Unfortunately, many attorneys identify and promote the wrong things – things that clients do not find relevant or helpful. These things can be categorized as "features" of a firm, like having 20 years more experience or boasting a larger network of non-lawyer collaborative partnerships. That is not to say that these thing don't matter; it is simply that they matter to people searching for a lawyer only insofar as they provide a real advantage to clients. Therefore, your point of distinction must feature a benefit to clients rather than a self-focused description of your firm.

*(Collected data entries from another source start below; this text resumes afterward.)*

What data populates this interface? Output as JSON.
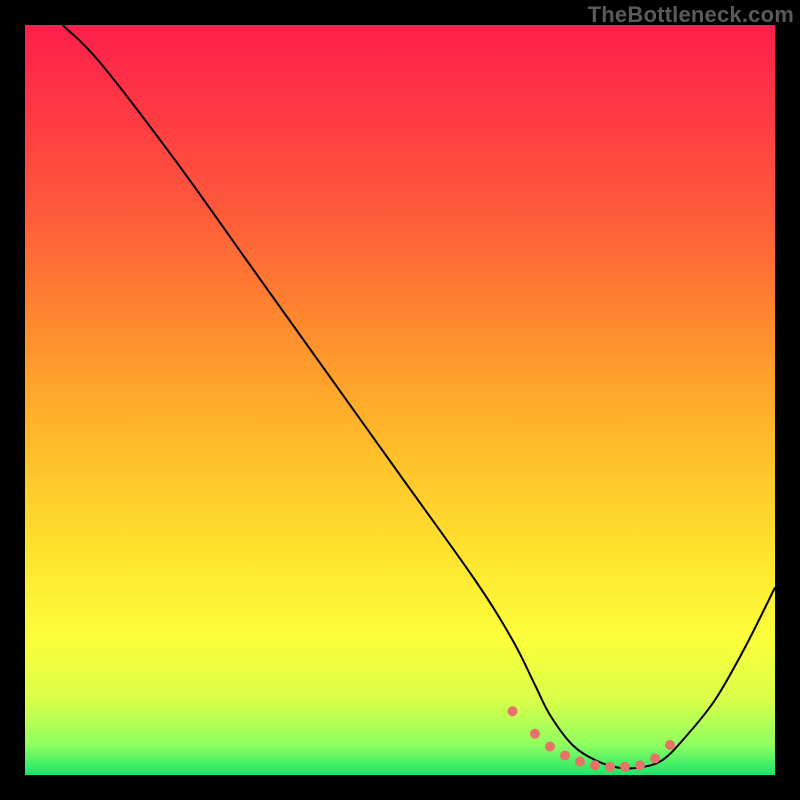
{
  "watermark": "TheBottleneck.com",
  "gradient": {
    "stops": [
      {
        "offset": "0%",
        "color": "#ff1f4b"
      },
      {
        "offset": "12%",
        "color": "#ff3a44"
      },
      {
        "offset": "25%",
        "color": "#ff5a3a"
      },
      {
        "offset": "40%",
        "color": "#ff8a2e"
      },
      {
        "offset": "55%",
        "color": "#ffb92a"
      },
      {
        "offset": "70%",
        "color": "#ffe22e"
      },
      {
        "offset": "82%",
        "color": "#fbff3a"
      },
      {
        "offset": "90%",
        "color": "#d9ff4a"
      },
      {
        "offset": "96%",
        "color": "#8fff60"
      },
      {
        "offset": "100%",
        "color": "#19e56a"
      }
    ]
  },
  "chart_data": {
    "type": "line",
    "title": "",
    "xlabel": "",
    "ylabel": "",
    "xlim": [
      0,
      100
    ],
    "ylim": [
      0,
      100
    ],
    "legend": false,
    "grid": false,
    "annotations": [],
    "series": [
      {
        "name": "bottleneck-curve",
        "color": "#000000",
        "x": [
          5,
          10,
          20,
          30,
          40,
          50,
          60,
          65,
          68,
          70,
          73,
          76,
          79,
          82,
          85,
          88,
          92,
          96,
          100
        ],
        "y": [
          100,
          95,
          82,
          68,
          54,
          40,
          26,
          18,
          12,
          8,
          4,
          2,
          1,
          1,
          2,
          5,
          10,
          17,
          25
        ]
      }
    ],
    "markers": {
      "name": "optimal-range-dots",
      "color": "#e6726a",
      "radius": 5,
      "x": [
        65,
        68,
        70,
        72,
        74,
        76,
        78,
        80,
        82,
        84,
        86
      ],
      "y": [
        8.5,
        5.5,
        3.8,
        2.6,
        1.8,
        1.3,
        1.1,
        1.1,
        1.3,
        2.2,
        4.0
      ]
    }
  }
}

With search engines encouraging people to write content that sounds more natural, the opportunities for useful differentiation continue to grow. Google wants you to write with you own voice and to do less irrelevant internal linking. Take advantage. Produce content that shows off your firm's personality and explains how clients can gain from it. Here are a few steps to follow:
Understand your firm's culture. You are likely knowledgeable enough about other firms in your area to understand how you differ. You could be more compassionate or more ruthless, have a large staff or appreciate being a small firm or solo practitioner. Understanding the culture of your law office is as basic as looking at what you actually do and how you encourage attorneys and staff to act. Be honest in your assessment. Wishful thinking will not win clients.
Extrapolate how that culture leads to success and show how it helps clients. Take, for example, a firm specializing in business law. A feature of the firm's practice is it's age and experience. An aspect of the firm's personality (or culture) may be an air openness and collaboration, leading attorneys to support each other and build relationships with members of the community. Because of this, over time the firm has built a network of investors, which provides a distinct advantage to their small business clients. This firm may be more able than others to secure valuable start-up funding or venture capital. Being able to grow a business is something that is extremely relevant to potential clients.
Show value without having to explain it. If you have to describe the punchline of a joke, it isn't funny. If you have to tell people you are an authority, they are not likely to believe you are. This is where regular contributions to a blog and/or a professional network like LinkedIn are so important. People who search for attorneys are looking not only at the firm's website but also for information posted by or about them elsewhere. The more you contribute, build networks and build influence online, the more people will trust you – without you having to tell them to do so.
Solicit reviews from clients. According to research done by Mike Blumenthal for Moses & Rooth Attorneys at Law, positive reviews – particularly on Google – matter. Their survey asked the question, “If you search for a specialty lawyer on the Internet, what is most important to you?” The top two answers respectively were: 1) Information about them elsewhere on the internet and 2) The quality of reviews on Google. Word of mouth matters on and offline. People look to others when they are making a big decision. Having good reviews will influence their thinking.
Marketing is about convincing people you will provide them with an advantage, not just repeating the same self-absorbed facts about your firm. Make it about them. Show them how you can help, how you have already helped others and how you offer distinct benefits.